Ey Mesut Çakmak Arkanda hangi güç olursa olsun, hangi saldırıyı yaparsanız yapın, hangi şiddete başvurursanız vurun ne Diyanet İşleri Başkanlığımızı ve nede din görevlilerimizi yıldıramayacaksınız sindiremeyeceksiniz!

Ey Mesut Çakmak Arkanda hangi güç olursa olsun, hangi saldırıyı yaparsanız yapın, hangi şiddete başvurursanız vurun ne Diyanet İşleri Başkanlığımızı ve nede din görevlilerimizi yıldıramayacaksınız sindiremeyeceksiniz!
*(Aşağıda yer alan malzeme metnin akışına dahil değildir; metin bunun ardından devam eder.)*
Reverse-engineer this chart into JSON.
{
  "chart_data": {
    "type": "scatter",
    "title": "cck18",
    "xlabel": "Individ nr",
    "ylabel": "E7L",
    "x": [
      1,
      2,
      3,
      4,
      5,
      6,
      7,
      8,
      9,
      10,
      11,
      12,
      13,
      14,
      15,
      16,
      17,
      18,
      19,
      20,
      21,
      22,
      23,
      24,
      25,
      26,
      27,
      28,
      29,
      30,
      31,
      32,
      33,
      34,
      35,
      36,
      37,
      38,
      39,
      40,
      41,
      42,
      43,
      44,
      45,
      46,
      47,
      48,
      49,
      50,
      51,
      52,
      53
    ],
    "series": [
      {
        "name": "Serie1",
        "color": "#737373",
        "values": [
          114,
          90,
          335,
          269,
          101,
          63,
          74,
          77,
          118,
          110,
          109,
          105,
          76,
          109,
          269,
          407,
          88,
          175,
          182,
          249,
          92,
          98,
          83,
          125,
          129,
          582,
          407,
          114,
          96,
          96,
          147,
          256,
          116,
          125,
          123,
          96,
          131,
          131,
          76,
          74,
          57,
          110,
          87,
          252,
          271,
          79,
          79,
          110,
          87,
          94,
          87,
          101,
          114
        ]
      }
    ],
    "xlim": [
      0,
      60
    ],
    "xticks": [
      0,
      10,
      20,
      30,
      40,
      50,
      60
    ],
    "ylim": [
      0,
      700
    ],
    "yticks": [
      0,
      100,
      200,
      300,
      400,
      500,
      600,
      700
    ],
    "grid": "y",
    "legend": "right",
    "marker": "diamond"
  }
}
Türk Diyanet Vakıf-Sen Bursa Şubesi yönetimi ve İnegöl’deki din görevlileri, geçtiğimiz Cuma günü Kurşunlu Mahalle Camii imam hatibi Muharrem Aylaç’a ve camiye yapılan saldırıyı basın açıklaması yaparak kınadılar. İnegöl Din Görevlileri Derneği önünde yapılan basın açıklamasına Türk Diyanet Vakıf-Sen Bursa Şube Başkanı Hilmi Şanlı, saldırıya uğrayan Kurşunlu Mahalle Camii imam hatibi Muharrem Aylaç ve İnegöl’de ki din görevleri katıldı. Basın açıklamasını yapan Başkan Hilmi Şanlı; “Dünyanın en güzel mesleklerinden birisidir imamlık. Çünkü Peygamber mesleğidir. Onun cübbesini giymek, onun mihrabında oturmak, minberinden insanlara hitap etmek çok ayrı bir haz verir insana ve çok büyük bir saadettir bu. Her hafta yüzlerce belki binlerce insan sizin arkanızda saf tutar. Sizin onlara nakledeceğiniz kutsi mesajları dinler. O saflarda halkın her tabakasından insan vardır… Zengin-fakir, amir-memur, patron-işçi, devlet başkanı-müstahdem… Her kesimden, her yaştan kişiler. Bu manzara ayrı bir gurur ve mutluluk yaşatır insana.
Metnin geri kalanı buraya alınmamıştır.